Extend Through Feature This allows you to identify features with which to align, along the current

route direction.

Orient to Point This directs the handle either directly to a point feature or rotates about the vertical axis, maintaining horizontal offset, when a linear feature is


Align with Direction This allows you to identify features with which the handle is to be aligned.

Explicit Direction This gives the Enter Direction for <direction> Axis form which lets you enter

an explicit direction for the handle.

Component Choice This allows you to select the type of Component that is created by the Routing Handle when a change in direction occurs. The Component can be set to either Elbows or Bends.

Distance Feedback This allows you to select how the Routing Handle displays distance

feedback. This can be set to either Offset (offset from the previous handle’s position), Leg Length (distance of the handle from the last previous change in direction’s position), or FromOrigin (distance of the handle from the previous Component’s origin position). Use the D 'hotkey' to cycle through

the options.

Show Rotation Handles This toggles the display of the Rotation Handles (selected by default).
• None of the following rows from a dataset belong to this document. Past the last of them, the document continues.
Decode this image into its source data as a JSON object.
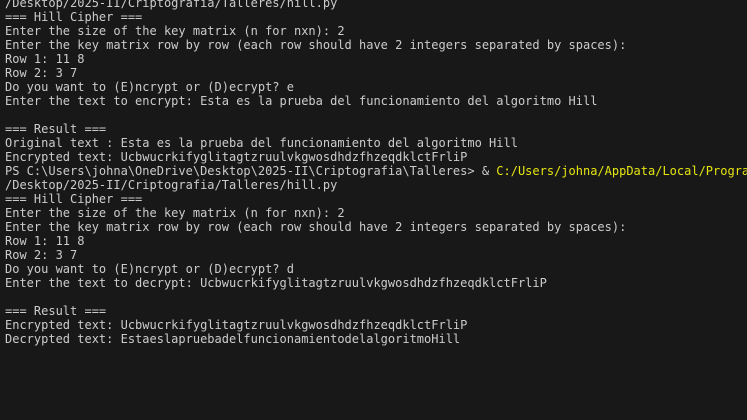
{
  "terminal": {
    "lines": [
      "/Desktop/2025-II/Criptografia/Talleres/hill.py",
      "=== Hill Cipher ===",
      "Enter the size of the key matrix (n for nxn): 2",
      "Enter the key matrix row by row (each row should have 2 integers separated by spaces):",
      "Row 1: 11 8",
      "Row 2: 3 7",
      "Do you want to (E)ncrypt or (D)ecrypt? e",
      "Enter the text to encrypt: Esta es la prueba del funcionamiento del algoritmo Hill",
      "",
      "=== Result ===",
      "Original text : Esta es la prueba del funcionamiento del algoritmo Hill",
      "Encrypted text: UcbwucrkifyglitagtzruulvkgwosdhdzfhzeqdklctFrliP",
      "",
      "/Desktop/2025-II/Criptografia/Talleres/hill.py",
      "=== Hill Cipher ===",
      "Enter the size of the key matrix (n for nxn): 2",
      "Enter the key matrix row by row (each row should have 2 integers separated by spaces):",
      "Row 1: 11 8",
      "Row 2: 3 7",
      "Do you want to (E)ncrypt or (D)ecrypt? d",
      "Enter the text to decrypt: UcbwucrkifyglitagtzruulvkgwosdhdzfhzeqdklctFrliP",
      "",
      "=== Result ===",
      "Encrypted text: UcbwucrkifyglitagtzruulvkgwosdhdzfhzeqdklctFrliP",
      "Decrypted text: EstaeslapruebadelfuncionamientodelalgoritmoHill"
    ],
    "prompt": "PS C:\\Users\\johna\\OneDrive\\Desktop\\2025-II\\Criptografia\\Talleres>",
    "prompt_operator": " &",
    "prompt_command": " C:/Users/johna/AppData/Local/Programs/",
    "colors": {
      "background": "#181818",
      "text": "#cccccc",
      "command_path": "#e5e510"
    }
  }
}
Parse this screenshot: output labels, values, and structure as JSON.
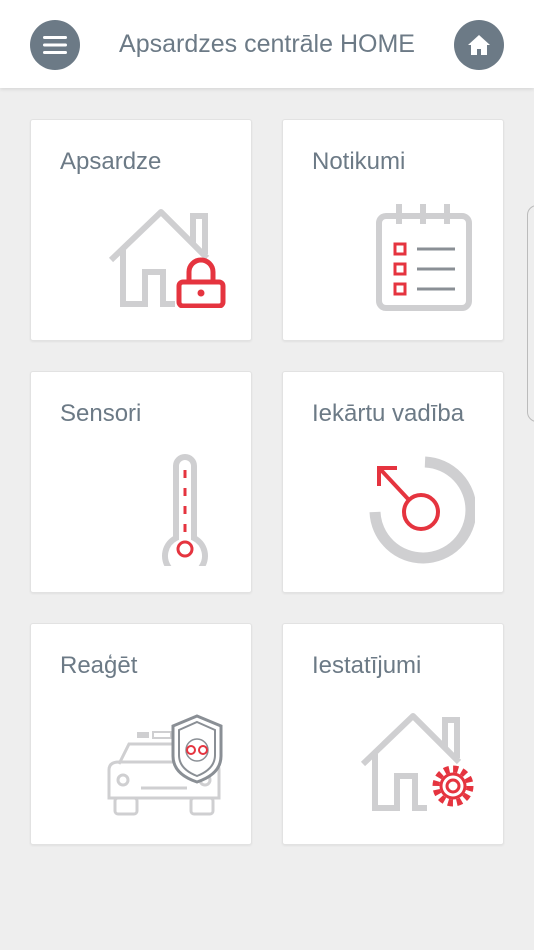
{
  "header": {
    "title": "Apsardzes centrāle HOME",
    "menu_icon": "hamburger-menu-icon",
    "home_icon": "home-icon"
  },
  "tiles": [
    {
      "label": "Apsardze",
      "icon": "house-lock-icon"
    },
    {
      "label": "Notikumi",
      "icon": "calendar-checklist-icon"
    },
    {
      "label": "Sensori",
      "icon": "thermometer-icon"
    },
    {
      "label": "Iekārtu vadība",
      "icon": "dial-control-icon"
    },
    {
      "label": "Reaģēt",
      "icon": "security-car-icon"
    },
    {
      "label": "Iestatījumi",
      "icon": "house-gear-icon"
    }
  ],
  "colors": {
    "accent": "#e5343f",
    "icon_gray": "#cfcfd1",
    "header_button": "#6c7a86",
    "text": "#6c7a86",
    "background": "#eeeeee"
  }
}
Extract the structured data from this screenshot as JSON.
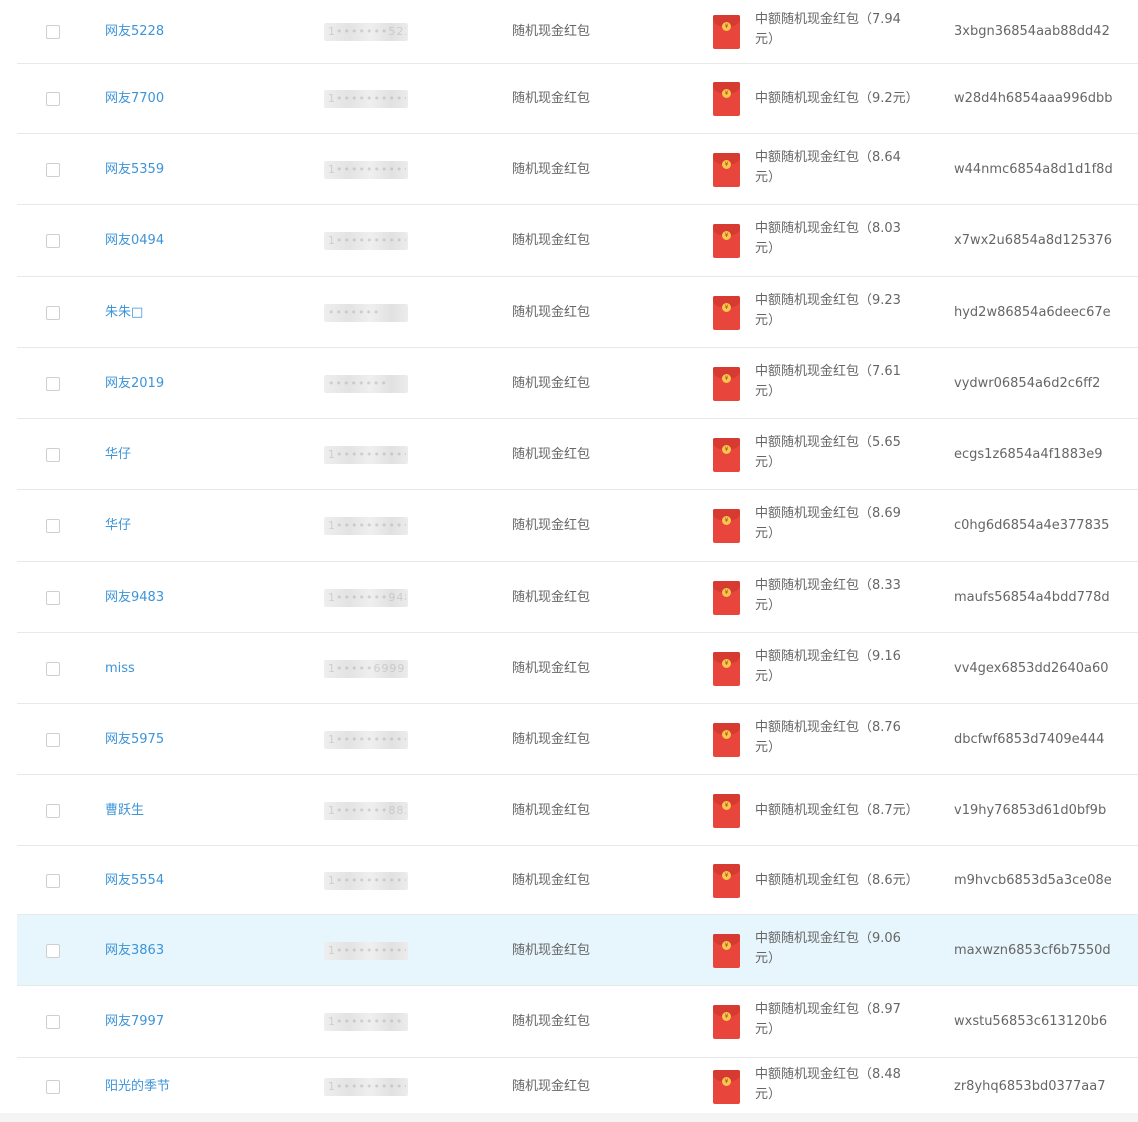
{
  "rows": [
    {
      "nickname": "网友5228",
      "phone": "1•••••••5228",
      "type": "随机现金红包",
      "prize": "中额随机现金红包（7.94元）",
      "code": "3xbgn36854aab88dd42",
      "highlight": false
    },
    {
      "nickname": "网友7700",
      "phone": "1•••••••••••",
      "type": "随机现金红包",
      "prize": "中额随机现金红包（9.2元）",
      "code": "w28d4h6854aaa996dbb",
      "highlight": false
    },
    {
      "nickname": "网友5359",
      "phone": "1••••••••••••",
      "type": "随机现金红包",
      "prize": "中额随机现金红包（8.64元）",
      "code": "w44nmc6854a8d1d1f8d",
      "highlight": false
    },
    {
      "nickname": "网友0494",
      "phone": "1•••••••••••",
      "type": "随机现金红包",
      "prize": "中额随机现金红包（8.03元）",
      "code": "x7wx2u6854a8d125376",
      "highlight": false
    },
    {
      "nickname": "朱朱□",
      "phone": "•••••••",
      "type": "随机现金红包",
      "prize": "中额随机现金红包（9.23元）",
      "code": "hyd2w86854a6deec67e",
      "highlight": false
    },
    {
      "nickname": "网友2019",
      "phone": "••••••••",
      "type": "随机现金红包",
      "prize": "中额随机现金红包（7.61元）",
      "code": "vydwr06854a6d2c6ff2",
      "highlight": false
    },
    {
      "nickname": "华仔",
      "phone": "1•••••••••••",
      "type": "随机现金红包",
      "prize": "中额随机现金红包（5.65元）",
      "code": "ecgs1z6854a4f1883e9",
      "highlight": false
    },
    {
      "nickname": "华仔",
      "phone": "1•••••••••••",
      "type": "随机现金红包",
      "prize": "中额随机现金红包（8.69元）",
      "code": "c0hg6d6854a4e377835",
      "highlight": false
    },
    {
      "nickname": "网友9483",
      "phone": "1•••••••9483",
      "type": "随机现金红包",
      "prize": "中额随机现金红包（8.33元）",
      "code": "maufs56854a4bdd778d",
      "highlight": false
    },
    {
      "nickname": "miss",
      "phone": "1•••••69999",
      "type": "随机现金红包",
      "prize": "中额随机现金红包（9.16元）",
      "code": "vv4gex6853dd2640a60",
      "highlight": false
    },
    {
      "nickname": "网友5975",
      "phone": "1•••••••••••",
      "type": "随机现金红包",
      "prize": "中额随机现金红包（8.76元）",
      "code": "dbcfwf6853d7409e444",
      "highlight": false
    },
    {
      "nickname": "曹跃生",
      "phone": "1•••••••8824",
      "type": "随机现金红包",
      "prize": "中额随机现金红包（8.7元）",
      "code": "v19hy76853d61d0bf9b",
      "highlight": false
    },
    {
      "nickname": "网友5554",
      "phone": "1•••••••••••",
      "type": "随机现金红包",
      "prize": "中额随机现金红包（8.6元）",
      "code": "m9hvcb6853d5a3ce08e",
      "highlight": false
    },
    {
      "nickname": "网友3863",
      "phone": "1•••••••••••",
      "type": "随机现金红包",
      "prize": "中额随机现金红包（9.06元）",
      "code": "maxwzn6853cf6b7550d",
      "highlight": true
    },
    {
      "nickname": "网友7997",
      "phone": "1•••••••••",
      "type": "随机现金红包",
      "prize": "中额随机现金红包（8.97元）",
      "code": "wxstu56853c613120b6",
      "highlight": false
    },
    {
      "nickname": "阳光的季节",
      "phone": "1•••••••••••",
      "type": "随机现金红包",
      "prize": "中额随机现金红包（8.48元）",
      "code": "zr8yhq6853bd0377aa7",
      "highlight": false
    }
  ]
}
Cancel This returns the handle and selection to its original state before the drag The following option is only available when the end being routed to is ill-defined, i.e. there is no End Route Handle displayed:

Connect To This enables you to select an element which the route end can be connected to, eg unconnected Nozzles, Tees etc.

The following options are available on the Extend Handle on completion of a drag, i.e. when the secondary mouse button has been used to drag the handle and no special actions are active:

Extend This leaves the handle at the shown position.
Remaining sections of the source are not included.